Hallway outside the art room

We Are Makers collaborative product redesign posters and videos via QR code

Collaborative Game Makers games with 3D printed game pieces

This video, an overview of the 5/6 art program was playing on the projection screen throughout the evening:

As visitors exit my classroom, they are funneled through to my colleague’s 7/8 art classroom where they view hundreds more works of art. This gives my younger students a chance to see what lies ahead for them in future grades.

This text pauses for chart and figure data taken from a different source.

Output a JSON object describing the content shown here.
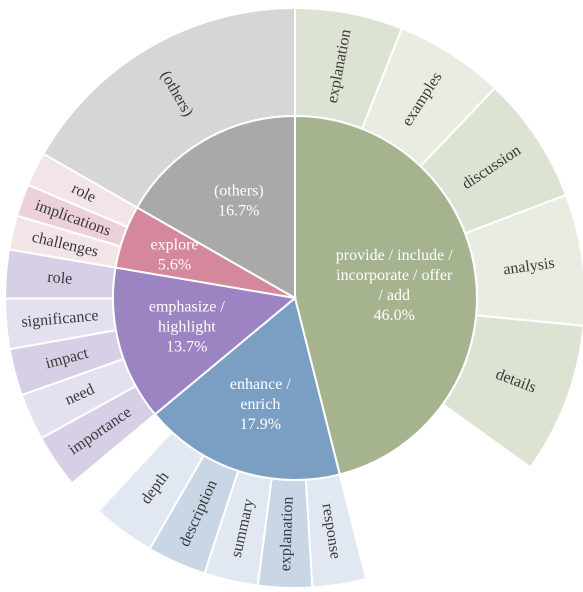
{
  "chart_data": {
    "type": "sunburst",
    "title": "",
    "inner": [
      {
        "id": "provide",
        "lines": [
          "provide / include /",
          "incorporate / offer",
          "/ add"
        ],
        "pct_label": "46.0%",
        "value": 46.0,
        "color": "#a5b38e",
        "text_color": "#ffffff"
      },
      {
        "id": "enhance",
        "lines": [
          "enhance /",
          "enrich"
        ],
        "pct_label": "17.9%",
        "value": 17.9,
        "color": "#7b9ec3",
        "text_color": "#ffffff"
      },
      {
        "id": "emphasize",
        "lines": [
          "emphasize /",
          "highlight"
        ],
        "pct_label": "13.7%",
        "value": 13.7,
        "color": "#9b84c1",
        "text_color": "#ffffff"
      },
      {
        "id": "explore",
        "lines": [
          "explore"
        ],
        "pct_label": "5.6%",
        "value": 5.6,
        "color": "#d5889c",
        "text_color": "#ffffff"
      },
      {
        "id": "others",
        "lines": [
          "(others)"
        ],
        "pct_label": "16.7%",
        "value": 16.7,
        "color": "#a9a9a9",
        "text_color": "#ffffff"
      }
    ],
    "outer": [
      {
        "parent": "provide",
        "label": "explanation",
        "value": 6.0,
        "color": "#dde3d2"
      },
      {
        "parent": "provide",
        "label": "examples",
        "value": 6.1,
        "color": "#e9ede1"
      },
      {
        "parent": "provide",
        "label": "discussion",
        "value": 7.1,
        "color": "#dde3d2"
      },
      {
        "parent": "provide",
        "label": "analysis",
        "value": 7.3,
        "color": "#e9ede1"
      },
      {
        "parent": "provide",
        "label": "details",
        "value": 8.4,
        "color": "#dde3d2"
      },
      {
        "parent": "provide",
        "label": "",
        "value": 11.1,
        "color": "#ffffff"
      },
      {
        "parent": "enhance",
        "label": "response",
        "value": 3.0,
        "color": "#e2e8f1"
      },
      {
        "parent": "enhance",
        "label": "explanation",
        "value": 3.0,
        "color": "#c9d6e6"
      },
      {
        "parent": "enhance",
        "label": "summary",
        "value": 3.0,
        "color": "#e2e8f1"
      },
      {
        "parent": "enhance",
        "label": "description",
        "value": 3.3,
        "color": "#c9d6e6"
      },
      {
        "parent": "enhance",
        "label": "depth",
        "value": 3.5,
        "color": "#e2e8f1"
      },
      {
        "parent": "enhance",
        "label": "",
        "value": 2.1,
        "color": "#ffffff"
      },
      {
        "parent": "emphasize",
        "label": "importance",
        "value": 3.0,
        "color": "#d7cfe6"
      },
      {
        "parent": "emphasize",
        "label": "need",
        "value": 2.6,
        "color": "#e5e0ef"
      },
      {
        "parent": "emphasize",
        "label": "impact",
        "value": 2.6,
        "color": "#d7cfe6"
      },
      {
        "parent": "emphasize",
        "label": "significance",
        "value": 2.8,
        "color": "#e5e0ef"
      },
      {
        "parent": "emphasize",
        "label": "role",
        "value": 2.7,
        "color": "#d7cfe6"
      },
      {
        "parent": "explore",
        "label": "challenges",
        "value": 1.9,
        "color": "#f3e4e8"
      },
      {
        "parent": "explore",
        "label": "implications",
        "value": 1.8,
        "color": "#ecd1d8"
      },
      {
        "parent": "explore",
        "label": "role",
        "value": 1.9,
        "color": "#f3e4e8"
      },
      {
        "parent": "others",
        "label": "(others)",
        "value": 16.7,
        "color": "#d6d6d6"
      }
    ]
  }
}
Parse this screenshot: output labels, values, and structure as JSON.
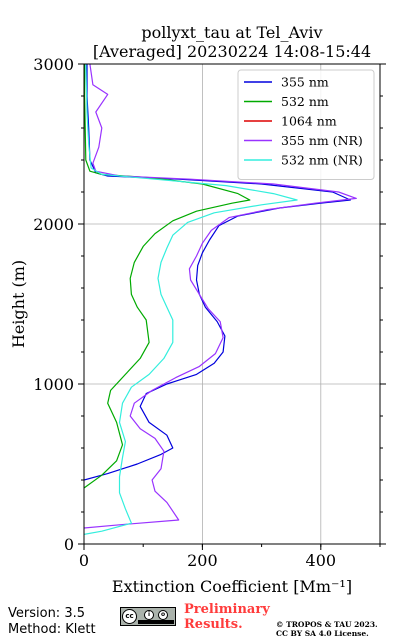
{
  "chart_data": {
    "type": "line",
    "title": "pollyxt_tau at Tel_Aviv",
    "subtitle": "[Averaged] 20230224 14:08-15:44",
    "xlabel": "Extinction Coefficient [Mm⁻¹]",
    "ylabel": "Height (m)",
    "xlim": [
      0,
      500
    ],
    "ylim": [
      0,
      3000
    ],
    "xticks": [
      "0",
      "200",
      "400"
    ],
    "yticks": [
      "0",
      "1000",
      "2000",
      "3000"
    ],
    "grid": true,
    "legend_position": "top-right",
    "series": [
      {
        "name": "355 nm",
        "color": "#0000dd",
        "points": [
          [
            0,
            400
          ],
          [
            40,
            440
          ],
          [
            90,
            500
          ],
          [
            130,
            560
          ],
          [
            150,
            600
          ],
          [
            140,
            680
          ],
          [
            110,
            760
          ],
          [
            95,
            860
          ],
          [
            105,
            940
          ],
          [
            140,
            1000
          ],
          [
            190,
            1060
          ],
          [
            220,
            1130
          ],
          [
            235,
            1200
          ],
          [
            238,
            1300
          ],
          [
            225,
            1390
          ],
          [
            205,
            1480
          ],
          [
            195,
            1560
          ],
          [
            190,
            1650
          ],
          [
            192,
            1740
          ],
          [
            200,
            1820
          ],
          [
            212,
            1900
          ],
          [
            228,
            1990
          ],
          [
            260,
            2050
          ],
          [
            330,
            2100
          ],
          [
            400,
            2130
          ],
          [
            450,
            2150
          ],
          [
            420,
            2200
          ],
          [
            300,
            2250
          ],
          [
            160,
            2280
          ],
          [
            40,
            2300
          ],
          [
            20,
            2320
          ],
          [
            10,
            2400
          ],
          [
            8,
            2600
          ],
          [
            5,
            2800
          ],
          [
            5,
            3000
          ]
        ]
      },
      {
        "name": "532 nm",
        "color": "#00aa00",
        "points": [
          [
            0,
            350
          ],
          [
            30,
            430
          ],
          [
            55,
            520
          ],
          [
            65,
            620
          ],
          [
            55,
            760
          ],
          [
            40,
            880
          ],
          [
            45,
            960
          ],
          [
            70,
            1060
          ],
          [
            95,
            1160
          ],
          [
            110,
            1260
          ],
          [
            105,
            1400
          ],
          [
            90,
            1480
          ],
          [
            80,
            1560
          ],
          [
            78,
            1660
          ],
          [
            85,
            1760
          ],
          [
            100,
            1860
          ],
          [
            120,
            1940
          ],
          [
            150,
            2020
          ],
          [
            190,
            2080
          ],
          [
            250,
            2130
          ],
          [
            280,
            2150
          ],
          [
            260,
            2190
          ],
          [
            200,
            2250
          ],
          [
            110,
            2290
          ],
          [
            30,
            2310
          ],
          [
            10,
            2330
          ],
          [
            3,
            2400
          ],
          [
            2,
            2600
          ],
          [
            1,
            2800
          ],
          [
            1,
            3000
          ]
        ]
      },
      {
        "name": "1064 nm",
        "color": "#dd0000",
        "points": []
      },
      {
        "name": "355 nm (NR)",
        "color": "#9933ff",
        "points": [
          [
            0,
            100
          ],
          [
            60,
            120
          ],
          [
            160,
            150
          ],
          [
            140,
            260
          ],
          [
            120,
            330
          ],
          [
            115,
            400
          ],
          [
            130,
            470
          ],
          [
            135,
            580
          ],
          [
            120,
            660
          ],
          [
            95,
            720
          ],
          [
            78,
            800
          ],
          [
            85,
            880
          ],
          [
            115,
            960
          ],
          [
            155,
            1040
          ],
          [
            195,
            1110
          ],
          [
            222,
            1190
          ],
          [
            235,
            1290
          ],
          [
            230,
            1390
          ],
          [
            210,
            1470
          ],
          [
            195,
            1560
          ],
          [
            180,
            1650
          ],
          [
            178,
            1720
          ],
          [
            190,
            1800
          ],
          [
            200,
            1880
          ],
          [
            215,
            1960
          ],
          [
            245,
            2040
          ],
          [
            310,
            2090
          ],
          [
            390,
            2130
          ],
          [
            460,
            2160
          ],
          [
            430,
            2200
          ],
          [
            320,
            2250
          ],
          [
            180,
            2280
          ],
          [
            60,
            2300
          ],
          [
            20,
            2330
          ],
          [
            15,
            2380
          ],
          [
            25,
            2480
          ],
          [
            30,
            2600
          ],
          [
            20,
            2700
          ],
          [
            40,
            2810
          ],
          [
            15,
            2870
          ],
          [
            10,
            3000
          ]
        ]
      },
      {
        "name": "532 nm (NR)",
        "color": "#33eedd",
        "points": [
          [
            0,
            60
          ],
          [
            30,
            80
          ],
          [
            80,
            130
          ],
          [
            70,
            220
          ],
          [
            60,
            320
          ],
          [
            60,
            420
          ],
          [
            65,
            540
          ],
          [
            70,
            640
          ],
          [
            60,
            760
          ],
          [
            65,
            880
          ],
          [
            80,
            980
          ],
          [
            110,
            1060
          ],
          [
            135,
            1160
          ],
          [
            150,
            1260
          ],
          [
            150,
            1400
          ],
          [
            140,
            1480
          ],
          [
            130,
            1560
          ],
          [
            125,
            1660
          ],
          [
            130,
            1760
          ],
          [
            140,
            1850
          ],
          [
            150,
            1930
          ],
          [
            175,
            2010
          ],
          [
            220,
            2070
          ],
          [
            300,
            2120
          ],
          [
            360,
            2150
          ],
          [
            320,
            2190
          ],
          [
            240,
            2240
          ],
          [
            120,
            2280
          ],
          [
            30,
            2310
          ],
          [
            12,
            2350
          ],
          [
            8,
            2500
          ],
          [
            5,
            2700
          ],
          [
            3,
            3000
          ]
        ]
      }
    ]
  },
  "footer": {
    "version": "Version: 3.5",
    "method": "Method: Klett",
    "preliminary": "Preliminary",
    "results": "Results.",
    "copyright": "© TROPOS & TAU 2023.",
    "license": "CC BY SA 4.0 License.",
    "badge_cc": "cc",
    "badge_by": "i",
    "badge_sa": "o"
  }
}
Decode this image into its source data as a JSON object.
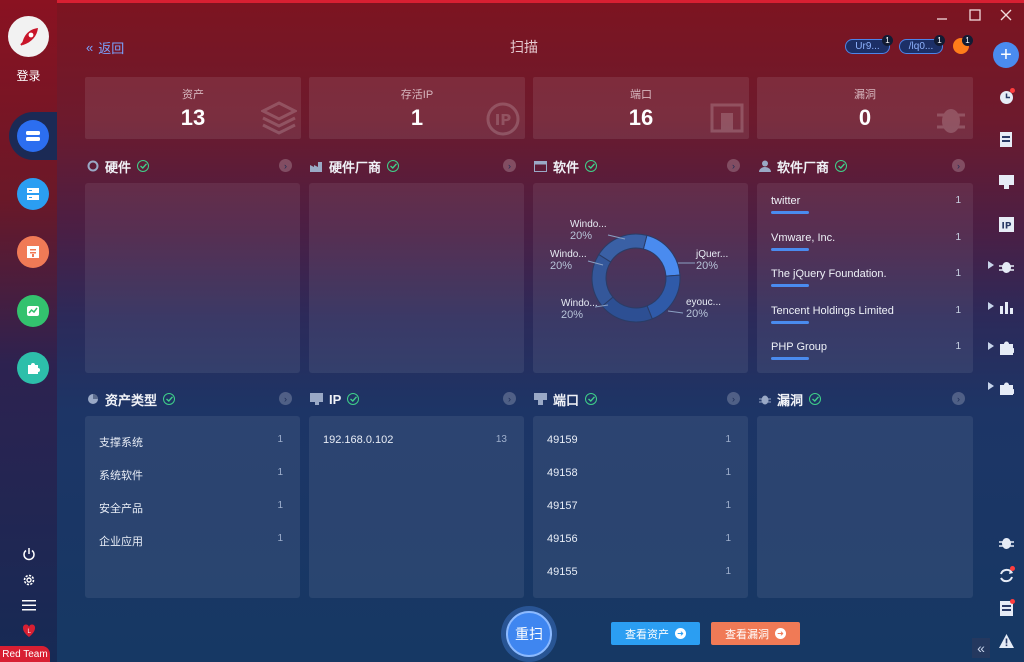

It was a fun night and very busy. I saw a lot of students and met a lot of parents, who were pleased to see their children’s art on display. I was so pleased to see a few colleagues come through, knowing they had either stayed late or come back to school to pay a visit. And I always appreciate the annual visit by our superintendent, who makes a point to stop by to show his support. Our principal also visited the show, taking time to chat with students and their families. All in all, it was a good night for art!

The Final Take-Down (which we sing to The Final Countdown by Europe – 1986)

The next day, as soon as the students arrive, we take down all the art, sort it by project, group it by home room for first semester classes and by class number for current classes, deliver it to homerooms or store it in the project cabinet for current students to bring home in their portfolios at the end of the year. This is some of what that looks like:

And just like that, in the blink of an eye, it’s over. And we reflect. And then we rest, grateful to all who helped make it possible. Thank you!